Yeah, the difference being nobody sits around refreshing their google searches.


But I do searches much more often than I check my Twitter feed (and I suspect I'd be in the majority, though there definitely is a set of very active Twitter users)


Im hard pressed to believe what you're suggesting

.1 vs .001 is a 100x difference

Do you spend 100x mor time on twitter


No, in fact I don't spend any time at all on twitter.


Wait, does google really get a $100 CPM? I know their revenue on search is immense, but is it really that high?


Well, Google doesn’t show one ad per SERP, it shows over a dozen. Also, ‘a search’ could be one search results page or several.


The majority of google searches only hit the first page, but yes, the dozen-or-so ads per page component makes sense. Really each individual ad is then only getting around an $8 cpm. Still quite impressive.


This article highlihts the dis-proportionate amount of revenues advertisers pay for "premium" demographics, noting that the USA yields ~$2.2 cpm and ROW around $0.30 cpm. This is a 7x multiple or premium for a USA user. It also raises the question of ultimate growth potential: the low value category are 3x more plentiful than the premium one in terms of subscriber base (and presumably growing faster, too).


On the other hand, discretionary income is growing fast in many parts of the rest of the world.

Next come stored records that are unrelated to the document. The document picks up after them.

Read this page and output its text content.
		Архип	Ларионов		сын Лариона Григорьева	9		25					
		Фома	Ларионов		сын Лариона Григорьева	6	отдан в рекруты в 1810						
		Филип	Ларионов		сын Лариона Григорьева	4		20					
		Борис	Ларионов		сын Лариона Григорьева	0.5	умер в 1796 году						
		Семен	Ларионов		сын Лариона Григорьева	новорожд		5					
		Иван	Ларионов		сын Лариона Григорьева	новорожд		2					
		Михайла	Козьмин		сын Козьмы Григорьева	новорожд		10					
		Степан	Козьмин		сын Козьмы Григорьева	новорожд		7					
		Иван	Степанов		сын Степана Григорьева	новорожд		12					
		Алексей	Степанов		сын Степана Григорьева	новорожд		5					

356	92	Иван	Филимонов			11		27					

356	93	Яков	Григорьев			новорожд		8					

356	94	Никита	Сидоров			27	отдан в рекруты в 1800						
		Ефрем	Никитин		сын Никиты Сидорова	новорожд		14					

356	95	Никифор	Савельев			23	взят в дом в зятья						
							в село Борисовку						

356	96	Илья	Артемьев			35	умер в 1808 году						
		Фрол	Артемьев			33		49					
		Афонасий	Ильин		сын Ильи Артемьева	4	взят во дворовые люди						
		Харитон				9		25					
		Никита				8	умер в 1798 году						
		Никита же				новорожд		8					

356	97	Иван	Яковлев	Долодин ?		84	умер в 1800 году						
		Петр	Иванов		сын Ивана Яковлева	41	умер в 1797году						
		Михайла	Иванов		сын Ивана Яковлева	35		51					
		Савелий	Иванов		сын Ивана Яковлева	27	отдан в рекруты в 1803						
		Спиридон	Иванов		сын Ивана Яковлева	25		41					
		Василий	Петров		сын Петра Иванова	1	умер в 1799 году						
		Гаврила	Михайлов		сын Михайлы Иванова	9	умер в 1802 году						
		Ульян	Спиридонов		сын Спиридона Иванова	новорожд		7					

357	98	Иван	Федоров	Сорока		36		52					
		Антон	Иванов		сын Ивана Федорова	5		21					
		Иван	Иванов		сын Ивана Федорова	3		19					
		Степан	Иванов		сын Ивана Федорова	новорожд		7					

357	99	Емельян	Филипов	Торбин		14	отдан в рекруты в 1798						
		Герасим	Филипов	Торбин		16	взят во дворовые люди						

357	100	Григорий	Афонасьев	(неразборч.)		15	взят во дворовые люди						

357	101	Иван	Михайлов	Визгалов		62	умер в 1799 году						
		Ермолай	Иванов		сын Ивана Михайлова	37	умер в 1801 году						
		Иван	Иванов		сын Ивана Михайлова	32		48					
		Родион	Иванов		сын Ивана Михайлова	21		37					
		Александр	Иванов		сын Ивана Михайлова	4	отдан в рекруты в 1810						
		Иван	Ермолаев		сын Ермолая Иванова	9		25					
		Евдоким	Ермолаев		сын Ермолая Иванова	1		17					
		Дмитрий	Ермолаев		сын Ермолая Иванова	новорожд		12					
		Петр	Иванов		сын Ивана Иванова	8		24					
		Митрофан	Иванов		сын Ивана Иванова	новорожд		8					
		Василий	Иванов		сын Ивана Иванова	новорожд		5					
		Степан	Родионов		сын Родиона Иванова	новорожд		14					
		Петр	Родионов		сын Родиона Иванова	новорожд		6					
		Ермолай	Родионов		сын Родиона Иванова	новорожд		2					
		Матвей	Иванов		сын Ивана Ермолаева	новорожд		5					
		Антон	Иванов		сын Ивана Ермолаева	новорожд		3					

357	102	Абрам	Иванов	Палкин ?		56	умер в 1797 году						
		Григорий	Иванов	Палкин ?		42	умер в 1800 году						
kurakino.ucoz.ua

I guess the closest analogy here is to CPM (cost per mille - thousand page views), for online display advertising. On that scale, $0.80 CPM is low; typical figures I've seen/heard are around the $10 mark.

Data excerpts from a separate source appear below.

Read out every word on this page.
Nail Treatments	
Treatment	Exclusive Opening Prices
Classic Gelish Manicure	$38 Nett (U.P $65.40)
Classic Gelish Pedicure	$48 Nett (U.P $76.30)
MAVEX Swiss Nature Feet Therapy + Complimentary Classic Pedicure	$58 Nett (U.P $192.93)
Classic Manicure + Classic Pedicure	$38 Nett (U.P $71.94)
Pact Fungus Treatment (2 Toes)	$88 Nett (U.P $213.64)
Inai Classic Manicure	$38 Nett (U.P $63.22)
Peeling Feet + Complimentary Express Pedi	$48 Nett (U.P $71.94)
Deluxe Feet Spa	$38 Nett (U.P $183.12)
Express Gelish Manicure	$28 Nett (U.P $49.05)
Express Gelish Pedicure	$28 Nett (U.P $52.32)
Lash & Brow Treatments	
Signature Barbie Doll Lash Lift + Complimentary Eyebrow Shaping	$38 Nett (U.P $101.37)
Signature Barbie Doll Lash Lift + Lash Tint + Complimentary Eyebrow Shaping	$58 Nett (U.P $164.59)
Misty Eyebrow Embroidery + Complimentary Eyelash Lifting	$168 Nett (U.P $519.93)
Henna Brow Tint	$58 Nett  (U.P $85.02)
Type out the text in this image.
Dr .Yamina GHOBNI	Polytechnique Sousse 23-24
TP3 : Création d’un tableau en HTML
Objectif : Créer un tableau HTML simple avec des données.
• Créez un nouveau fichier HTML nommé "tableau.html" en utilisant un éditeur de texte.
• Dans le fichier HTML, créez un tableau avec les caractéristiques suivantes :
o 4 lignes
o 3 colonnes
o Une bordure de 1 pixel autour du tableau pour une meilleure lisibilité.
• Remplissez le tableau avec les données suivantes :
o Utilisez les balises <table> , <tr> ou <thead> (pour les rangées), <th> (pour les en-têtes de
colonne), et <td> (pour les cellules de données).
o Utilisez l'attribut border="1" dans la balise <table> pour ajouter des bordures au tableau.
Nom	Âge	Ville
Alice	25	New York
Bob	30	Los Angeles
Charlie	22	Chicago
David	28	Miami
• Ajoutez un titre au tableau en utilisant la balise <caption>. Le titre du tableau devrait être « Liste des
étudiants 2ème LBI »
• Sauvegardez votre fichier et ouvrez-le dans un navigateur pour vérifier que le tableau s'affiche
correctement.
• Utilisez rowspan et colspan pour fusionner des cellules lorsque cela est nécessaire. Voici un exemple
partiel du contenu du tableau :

That's probably related to the fact that Twitter is still relatively ad-free; it also means they have a lot of ceiling into which they can increase their revenue, albeit at the usual cost of negative user experience!

Has anyone here worked in advertising for social networks which use timeline-style feeds? I'd be interested to hear how (and if) the businesses practices differ from 'traditional' online advertising.


Yea, I work at an ad tech company. And the # is closer to $0.60 for the US.


Very few media outlets make anywhere near $10 CPM these days.


Advertising revenue seems larger in the USA in general. It is worth considering that most advertising based services are US based eg: Google, Yahoo!, Bing, Facebook.


I don't see any ads in the Twitter app on Mac.


Wow, they've made almost a penny off me.